Pattern: Multiple Clusters

What it means: Multiple modes or subpopulations
Actions: Check for categorical effects, investigate data stratification

Pattern: Systematic Curve but Std(z) ≈ 1

What it means: Non-normal but correct variance
Actions: Usually acceptable, functional form is more important


Integration with Bayesian Optimization

Q-Q plot calibration directly impacts optimization:

Expected Improvement (EI)

  • Relies on σ for exploration/exploitation balance

  • Over-confident → premature convergence

  • Under-confident → excessive exploration

Upper Confidence Bound (UCB)

  • Uses σ directly in formula: UCB = μ + κσ

  • Miscalibration affects all decisions

  • Calibrated σ ensures optimal trade-off

Probability of Improvement (PI)

  • Depends on σ for probability calculation

  • Correct calibration critical for thresholds

Bottom line: Well-calibrated uncertainty is essential for efficient optimization.


Troubleshooting

ALchemist's automatic calibration (enabled by default) handles most calibration issues.
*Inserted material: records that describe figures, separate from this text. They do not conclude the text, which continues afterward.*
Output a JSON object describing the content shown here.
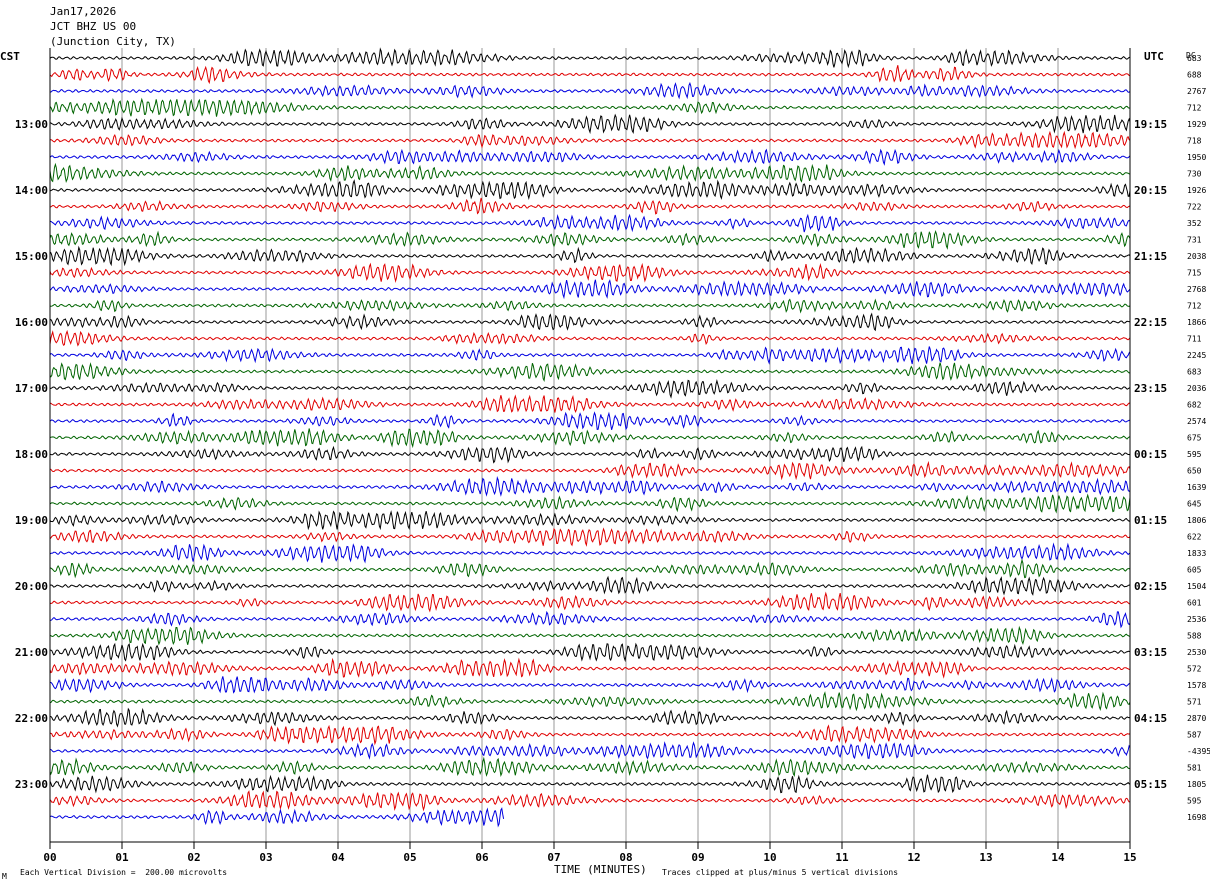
{
  "header": {
    "date": "Jan17,2026",
    "station": "JCT BHZ US 00",
    "location": "(Junction City, TX)"
  },
  "chart_data": {
    "type": "line",
    "title": "JCT BHZ US 00",
    "xlabel": "TIME (MINUTES)",
    "x_ticks": [
      "00",
      "01",
      "02",
      "03",
      "04",
      "05",
      "06",
      "07",
      "08",
      "09",
      "10",
      "11",
      "12",
      "13",
      "14",
      "15"
    ],
    "xlim": [
      0,
      15
    ],
    "left_axis_label": "CST",
    "right_axis_label": "UTC",
    "right_top_label": "DC",
    "rows_per_hour": 4,
    "row_minutes": 15,
    "color_cycle": [
      "#000000",
      "#e00000",
      "#0000e0",
      "#006400"
    ],
    "left_hour_labels": [
      "13:00",
      "14:00",
      "15:00",
      "16:00",
      "17:00",
      "18:00",
      "19:00",
      "20:00",
      "21:00",
      "22:00",
      "23:00"
    ],
    "right_hour_labels": [
      "19:15",
      "20:15",
      "21:15",
      "22:15",
      "23:15",
      "00:15",
      "01:15",
      "02:15",
      "03:15",
      "04:15",
      "05:15"
    ],
    "dc_offsets": [
      "683",
      "688",
      "2767",
      "712",
      "1929",
      "718",
      "1950",
      "730",
      "1926",
      "722",
      "352",
      "731",
      "2038",
      "715",
      "2768",
      "712",
      "1866",
      "711",
      "2245",
      "683",
      "2036",
      "682",
      "2574",
      "675",
      "595",
      "650",
      "1639",
      "645",
      "1806",
      "622",
      "1833",
      "605",
      "1504",
      "601",
      "2536",
      "588",
      "2530",
      "572",
      "1578",
      "571",
      "2870",
      "587",
      "-4395",
      "581",
      "1805",
      "595",
      "1698"
    ],
    "trace_count": 47,
    "last_trace_end_minute": 6.3,
    "event": {
      "row": 44,
      "start_minute": 11.8,
      "end_minute": 12.7,
      "label": ""
    },
    "scale_note": "Each Vertical Division =  200.00 microvolts",
    "clip_note": "Traces clipped at plus/minus 5 vertical divisions",
    "corner_mark": "M"
  }
}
For over-confident models (Std(z) > 1.3), try a more flexible kernel like Matern ν=1.5. For under-confident models (Std(z) < 0.7), this is often acceptable as it's conservative. If Mean(z) shows significant bias, check the parity plot for systematic patterns.


Further Reading


Key Takeaway: The Q-Q plot reveals whether your model "knows what it doesn't know." Well-calibrated uncertainty is as important as accurate predictions for successful Bayesian optimization.